24h Le Mans
10/04/2017 - 16:00

Baptême du feu à Silverstone pour l’un des plus excitants trio de la LMP2 !

Mélange d’expérience, de jeunesse et de passion, le trio de l’écurie TDS pourrait réserver quelques bonnes surprises cette saison. Emmanuel Collard explique pourquoi.
Baptême du feu à Silverstone pour l’un des plus excitants trio de la LMP2 !

Parmi les équipages nouveaux venus en LMP2, celui formé par les vainqueurs 2016 du Trophée FIA Endurance LMGTE Am ne passe pas inaperçu. Sans doute à cause de la réputation d’Emmanuel Collard et de la trajectoire de François Perrodo. Il faut dire que l’alliance du « pro » au palmarès des plus fournis et de « l’autodidacte » à la progression fulgurante a fait des étincelles au cours des saisons écoulées, spécialement la dernière avec un titre à la clé. Titre qui n’a pas, cependant, était le déclencheur du passage en catégorie LMP2.
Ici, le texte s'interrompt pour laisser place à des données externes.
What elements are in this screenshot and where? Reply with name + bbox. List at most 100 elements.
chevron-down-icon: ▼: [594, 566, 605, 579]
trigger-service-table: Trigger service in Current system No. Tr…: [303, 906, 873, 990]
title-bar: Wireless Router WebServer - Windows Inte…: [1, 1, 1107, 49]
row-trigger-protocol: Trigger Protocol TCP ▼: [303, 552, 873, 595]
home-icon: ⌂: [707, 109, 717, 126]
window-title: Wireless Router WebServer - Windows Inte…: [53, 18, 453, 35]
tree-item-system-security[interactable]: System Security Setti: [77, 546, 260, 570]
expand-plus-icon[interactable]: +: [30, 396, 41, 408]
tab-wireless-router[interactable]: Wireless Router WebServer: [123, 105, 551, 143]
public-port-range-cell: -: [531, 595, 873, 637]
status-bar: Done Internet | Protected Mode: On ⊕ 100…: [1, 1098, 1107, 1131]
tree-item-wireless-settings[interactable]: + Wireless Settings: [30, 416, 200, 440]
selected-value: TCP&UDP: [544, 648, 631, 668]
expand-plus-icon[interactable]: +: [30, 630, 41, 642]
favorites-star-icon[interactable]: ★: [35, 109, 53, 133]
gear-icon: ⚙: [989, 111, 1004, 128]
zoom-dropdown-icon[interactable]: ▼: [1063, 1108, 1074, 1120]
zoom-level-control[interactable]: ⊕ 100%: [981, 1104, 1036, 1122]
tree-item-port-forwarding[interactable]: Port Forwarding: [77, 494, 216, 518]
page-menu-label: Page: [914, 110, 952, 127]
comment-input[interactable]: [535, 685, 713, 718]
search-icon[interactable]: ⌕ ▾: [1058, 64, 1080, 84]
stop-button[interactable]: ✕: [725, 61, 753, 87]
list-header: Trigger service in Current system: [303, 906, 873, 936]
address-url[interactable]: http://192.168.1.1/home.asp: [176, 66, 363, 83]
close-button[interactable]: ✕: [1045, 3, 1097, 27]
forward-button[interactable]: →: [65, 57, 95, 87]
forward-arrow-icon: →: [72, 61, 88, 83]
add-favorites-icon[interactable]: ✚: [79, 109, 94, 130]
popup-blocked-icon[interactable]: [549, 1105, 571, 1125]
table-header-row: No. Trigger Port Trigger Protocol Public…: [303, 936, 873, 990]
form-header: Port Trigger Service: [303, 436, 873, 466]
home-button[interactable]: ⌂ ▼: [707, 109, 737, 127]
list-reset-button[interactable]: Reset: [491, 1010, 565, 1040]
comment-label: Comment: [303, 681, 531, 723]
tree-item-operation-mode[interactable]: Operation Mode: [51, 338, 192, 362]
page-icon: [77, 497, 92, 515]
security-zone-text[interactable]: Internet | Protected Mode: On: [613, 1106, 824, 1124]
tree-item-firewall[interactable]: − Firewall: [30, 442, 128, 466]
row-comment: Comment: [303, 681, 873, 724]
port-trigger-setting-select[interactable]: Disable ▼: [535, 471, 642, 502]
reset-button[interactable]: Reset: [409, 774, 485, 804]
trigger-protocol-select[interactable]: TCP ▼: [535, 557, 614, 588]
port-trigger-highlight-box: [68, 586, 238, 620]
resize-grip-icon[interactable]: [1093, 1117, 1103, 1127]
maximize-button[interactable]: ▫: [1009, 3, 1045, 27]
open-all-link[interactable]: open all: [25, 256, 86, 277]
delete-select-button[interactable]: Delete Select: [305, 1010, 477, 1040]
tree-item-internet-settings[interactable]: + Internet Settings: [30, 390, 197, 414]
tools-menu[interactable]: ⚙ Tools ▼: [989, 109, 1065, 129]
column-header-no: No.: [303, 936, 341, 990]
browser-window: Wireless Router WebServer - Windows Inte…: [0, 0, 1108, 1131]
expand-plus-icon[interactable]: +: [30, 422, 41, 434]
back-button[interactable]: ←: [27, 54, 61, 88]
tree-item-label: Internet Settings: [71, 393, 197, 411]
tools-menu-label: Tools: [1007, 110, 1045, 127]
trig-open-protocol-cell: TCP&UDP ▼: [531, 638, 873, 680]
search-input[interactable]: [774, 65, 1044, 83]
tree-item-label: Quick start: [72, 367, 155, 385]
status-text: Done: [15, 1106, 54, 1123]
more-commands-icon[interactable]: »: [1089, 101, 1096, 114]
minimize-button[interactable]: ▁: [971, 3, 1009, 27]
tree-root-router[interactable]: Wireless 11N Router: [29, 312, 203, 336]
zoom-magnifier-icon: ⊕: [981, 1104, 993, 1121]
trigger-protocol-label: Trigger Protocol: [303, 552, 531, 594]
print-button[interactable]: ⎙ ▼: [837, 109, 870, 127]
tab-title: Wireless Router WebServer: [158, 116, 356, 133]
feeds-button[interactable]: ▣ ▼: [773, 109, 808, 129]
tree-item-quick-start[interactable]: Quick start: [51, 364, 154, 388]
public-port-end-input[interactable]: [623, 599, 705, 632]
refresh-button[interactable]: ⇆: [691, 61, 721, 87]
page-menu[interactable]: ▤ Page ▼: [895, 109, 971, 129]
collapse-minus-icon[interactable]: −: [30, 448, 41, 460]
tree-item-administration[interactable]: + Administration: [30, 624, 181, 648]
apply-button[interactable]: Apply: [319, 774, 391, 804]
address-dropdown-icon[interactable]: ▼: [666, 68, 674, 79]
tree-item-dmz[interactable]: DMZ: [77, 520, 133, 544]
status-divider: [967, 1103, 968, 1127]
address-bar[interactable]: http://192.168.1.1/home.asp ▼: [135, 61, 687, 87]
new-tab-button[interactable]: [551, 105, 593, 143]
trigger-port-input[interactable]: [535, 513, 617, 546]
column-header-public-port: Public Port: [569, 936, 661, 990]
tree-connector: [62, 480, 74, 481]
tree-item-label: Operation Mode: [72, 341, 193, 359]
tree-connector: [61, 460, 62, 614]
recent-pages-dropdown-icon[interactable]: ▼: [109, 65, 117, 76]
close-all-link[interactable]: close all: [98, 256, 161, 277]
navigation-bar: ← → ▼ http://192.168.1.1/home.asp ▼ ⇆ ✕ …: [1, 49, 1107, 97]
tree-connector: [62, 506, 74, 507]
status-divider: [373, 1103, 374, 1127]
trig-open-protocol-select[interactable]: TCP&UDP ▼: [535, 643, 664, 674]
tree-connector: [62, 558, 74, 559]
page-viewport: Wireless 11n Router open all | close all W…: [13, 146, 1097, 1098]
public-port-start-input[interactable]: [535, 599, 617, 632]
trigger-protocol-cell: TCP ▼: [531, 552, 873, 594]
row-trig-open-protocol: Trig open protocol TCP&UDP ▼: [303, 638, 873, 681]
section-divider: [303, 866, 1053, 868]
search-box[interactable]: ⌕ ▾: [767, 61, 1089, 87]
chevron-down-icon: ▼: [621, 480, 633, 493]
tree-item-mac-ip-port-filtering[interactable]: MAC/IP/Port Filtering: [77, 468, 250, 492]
« Nous ne nous sommes pas dit, ça y est nous sommes champions et nous pouvons passer à autre chose, prévient Emmanuel Collard. Le déclencheur, c’est les 40 ans de François (Perrodo) cette année ! Après 4 ans de GT, Il s’est dit que ça n’allait pas être à 50 ans qu’il allait tenter l’aventure du proto. Comme il y a cette année la nouvelle réglementation avec les nouvelles voitures valable 4 ou 5 ans, il s’est dit que c’était maintenant ou jamais. Il veut essayer, voir comment ça se passe et, si c’est trop difficile, revenir au GT. L’objectif, c’est de faire comme en GT : partir de zéro et progresser pour faire des résultats dans les saisons qui viennent. Il a montré ce qu’il savait faire en GT, et c’est une étape logique ! »
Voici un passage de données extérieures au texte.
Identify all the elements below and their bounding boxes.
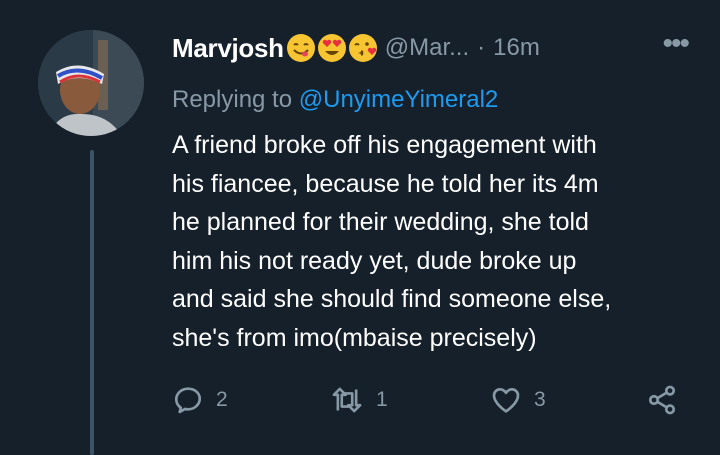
replying-prefix: Replying to	[172, 86, 299, 113]
tweet-text-line: him his not ready yet, dude broke up	[172, 246, 577, 275]
reply-icon	[174, 387, 202, 414]
name-emojis	[286, 33, 379, 63]
like-count: 3	[534, 388, 546, 411]
separator-dot: ·	[477, 34, 486, 61]
tweet[interactable]: Marvjosh @Mar... · 16m ••• Replying to @…	[0, 0, 720, 455]
retweet-button[interactable]: 1	[330, 384, 388, 416]
reply-mention-link[interactable]: @UnyimeYimeral2	[299, 86, 499, 113]
action-bar: 2 1 3	[172, 384, 692, 424]
tweet-header: Marvjosh @Mar... · 16m •••	[172, 29, 700, 66]
tweet-text-line: she's from imo(mbaise precisely)	[172, 323, 537, 352]
smiling-face-with-heart-eyes-emoji	[317, 34, 346, 62]
tweet-text-line: and said she should find someone else,	[172, 285, 612, 313]
retweet-icon	[332, 387, 362, 413]
face-savoring-food-emoji	[286, 34, 315, 62]
replying-to: Replying to @UnyimeYimeral2	[172, 86, 498, 114]
like-button[interactable]: 3	[490, 384, 546, 416]
share-button[interactable]	[646, 384, 678, 416]
reply-count: 2	[216, 388, 228, 411]
user-handle[interactable]: @Mar...	[385, 34, 469, 62]
timestamp[interactable]: 16m	[493, 34, 540, 62]
reply-button[interactable]: 2	[172, 384, 228, 416]
retweet-count: 1	[376, 388, 388, 411]
like-icon	[492, 388, 520, 413]
tweet-text-line: A friend broke off his engagement with	[172, 131, 597, 159]
tweet-text-line: his fiancee, because he told her its 4m	[172, 169, 599, 198]
avatar[interactable]	[38, 30, 144, 136]
share-icon	[648, 385, 676, 415]
tweet-text-line: he planned for their wedding, she told	[172, 208, 589, 236]
tweet-text: A friend broke off his engagement with h…	[172, 126, 692, 357]
more-icon[interactable]: •••	[662, 29, 689, 59]
display-name[interactable]: Marvjosh	[172, 33, 284, 64]
face-blowing-kiss-emoji	[348, 34, 377, 62]
thread-line	[90, 150, 94, 455]
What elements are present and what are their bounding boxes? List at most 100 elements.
Logique, mais loin d’être facile car les nouvelles LMP2 demandent un niveau de pilotage et de forme physique ne laissant guère de place à l’improvisation.

« François prend son temps, souligne le pilote qui est aussi le « coach » et l’ami. Il écoute, il apprend bien et vite. Pour réussir à faire en 4 ans ce que nous avons fait l’an passé, il faut que le type soit doué. Là, c’est vrai, ça va être plus dur. Le niveau est plus élevé, avec une majorité de pilotes professionnels, mais je suis sûr qu’il va en surprendre plus d’un avant la fin de l’année. Pour quelqu’un qui n’a jamais fait de monoplace, qui n’a jamais fait de sport-proto, il s’en sort déjà très bien. Il a la bonne démarche et, surtout, il ne se prend pas pour un autre. Gagner le championnat l’an passé ne lui a pas tourné la tête. Il fait beaucoup d’efforts pour être au niveau. Malgré son travail, il s’entraine à fond car pour bien rouler là-dedans, il faut être au top physiquement. Les premiers tests se passent bien. Je ne dis pas que tout est parfait mais il s’est bien adapté. Il y a progrès à faire mais c’est bien compréhensible quand tu vois les engins que sont devenus les LMP2. Ce n’est pas que ça pousse tant que cela, mais c’est qu’il y a beaucoup d’appui et que c’est collé au sol. Les vitesses de passage en courbe sont vraiment vites. Personnellement, j’ai retrouvé les mêmes sensations qu’en LMP1 il y a 7 ans avec la Pesca ! »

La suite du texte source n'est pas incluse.